In a nutshell, we "assist" physicians in kinda-sorta the same way a law firm's junior associates "assist" the senior partners. We do essentially the same job; true, the major cases and the really uber-high-stakes stuff will tend to go to the higher-ups, but that's fine because more training and more experience means you should handle more pressure. By handling a chunk of the cases ourselves, including mostly the stuff that comes in every day, with a little fun stuff mixed in, we reduce the workload. That's a mighty fine way to assist.

How awesome would it be if you had someone at your job who did the same thing you do (at a level a little under yours), and all you had to do was answer the occasional question or give some advice? This person does, let's say, 40% of your total work, and they do it as well as you do. Would you call that person your assistant?

Yeah, it's confusing, and yeah, it's vaguely insulting that the wrong idea persists. I saw a PA recently at the Target Clinic, for removal of some stitches, and as we were talking, I remarked that the poster outside in the little waiting area had an apostrohpe-S. She said "yeah, you kind of have to get used to constant little insults." Ohh, yay.

So if I've explained this to you already, sorry to be repetitive. I'd love to stop having to be.

3 comments:

Cybele said...

The thing that's done in my neighborhood is people who do what you do are called 'PAs' and the other sort is the physician's assistant, with no capitalization.

At least, that's common practice for those of us who are literate.

Febrifuge said...

But people who do what I do aren't PAs. I'm a tech; I literally assist other people in doing their jobs. I hold kids so nurses can start IVs; I cut people's clothes off and hook them up to monitors. I have no real clinical responsibilities of my own, and no decisions to make except which important but non-urgent task to complete next.

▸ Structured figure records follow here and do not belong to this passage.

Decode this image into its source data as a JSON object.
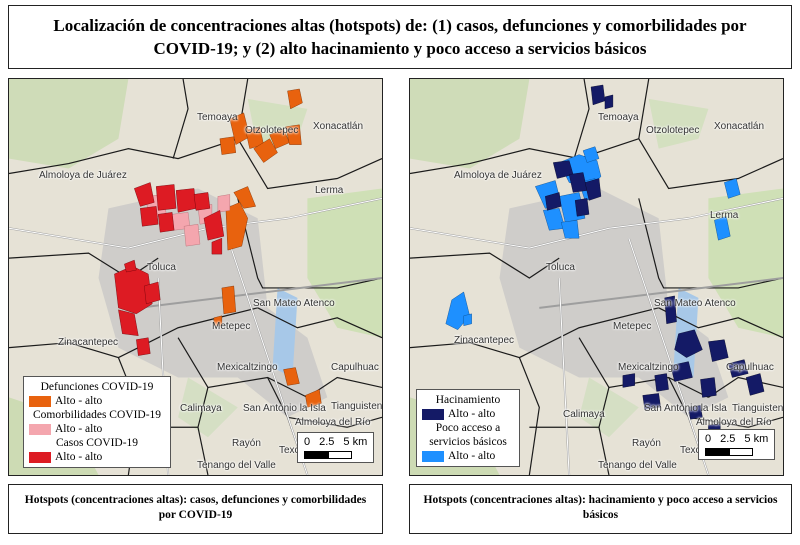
{
  "title": "Localización de concentraciones altas (hotspots) de: (1) casos, defunciones y comorbilidades por COVID-19; y (2) alto hacinamiento y poco acceso a servicios básicos",
  "colors": {
    "defunciones": "#e8620e",
    "comorbilidades": "#f4a6ae",
    "casos": "#dd1b23",
    "hacinamiento": "#141a66",
    "servicios": "#1e90ff"
  },
  "places": {
    "temoaya": "Temoaya",
    "otzolotepec": "Otzolotepec",
    "xonacatlan": "Xonacatlán",
    "almoloya_juarez": "Almoloya de Juárez",
    "lerma": "Lerma",
    "toluca": "Toluca",
    "san_mateo_atenco": "San Mateo Atenco",
    "metepec": "Metepec",
    "zinacantepec": "Zinacantepec",
    "mexicaltzingo": "Mexicaltzingo",
    "capulhuac": "Capulhuac",
    "calimaya": "Calimaya",
    "san_antonio_isla": "San Antonio la Isla",
    "tianguistenco": "Tianguistenco",
    "almoloya_rio": "Almoloya del Río",
    "rayon": "Rayón",
    "texcalyacac": "Texc",
    "tenango": "Tenango del Valle"
  },
  "left_legend": {
    "defunciones_title": "Defunciones COVID-19",
    "defunciones_item": "Alto - alto",
    "comorbilidades_title": "Comorbilidades COVID-19",
    "comorbilidades_item": "Alto - alto",
    "casos_title": "Casos COVID-19",
    "casos_item": "Alto - alto"
  },
  "right_legend": {
    "hacinamiento_title": "Hacinamiento",
    "hacinamiento_item": "Alto - alto",
    "servicios_title": "Poco acceso a servicios básicos",
    "servicios_item": "Alto - alto"
  },
  "scale": {
    "n0": "0",
    "n1": "2.5",
    "n2": "5 km"
  },
  "caption_left": "Hotspots (concentraciones altas): casos, defunciones y comorbilidades por COVID-19",
  "caption_right": "Hotspots (concentraciones altas): hacinamiento y poco acceso a servicios básicos"
}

I'm afraid you might be proving my point... "PA" shouldn't be used as a job title, except to mean Physician Assistant. Particularly in a hospital.

It's just too confusing. Were you meaning my future job, or my current one?

Anonymous said...

Maybe P.A. should stand for Physician Associate, to continue the law firm analogy. Or paraphysician? Maybe that's more like a nurse. But it's badass because it sounds like paratrooper.

Many people think that I am a "legal aide." And by people I mean my clients.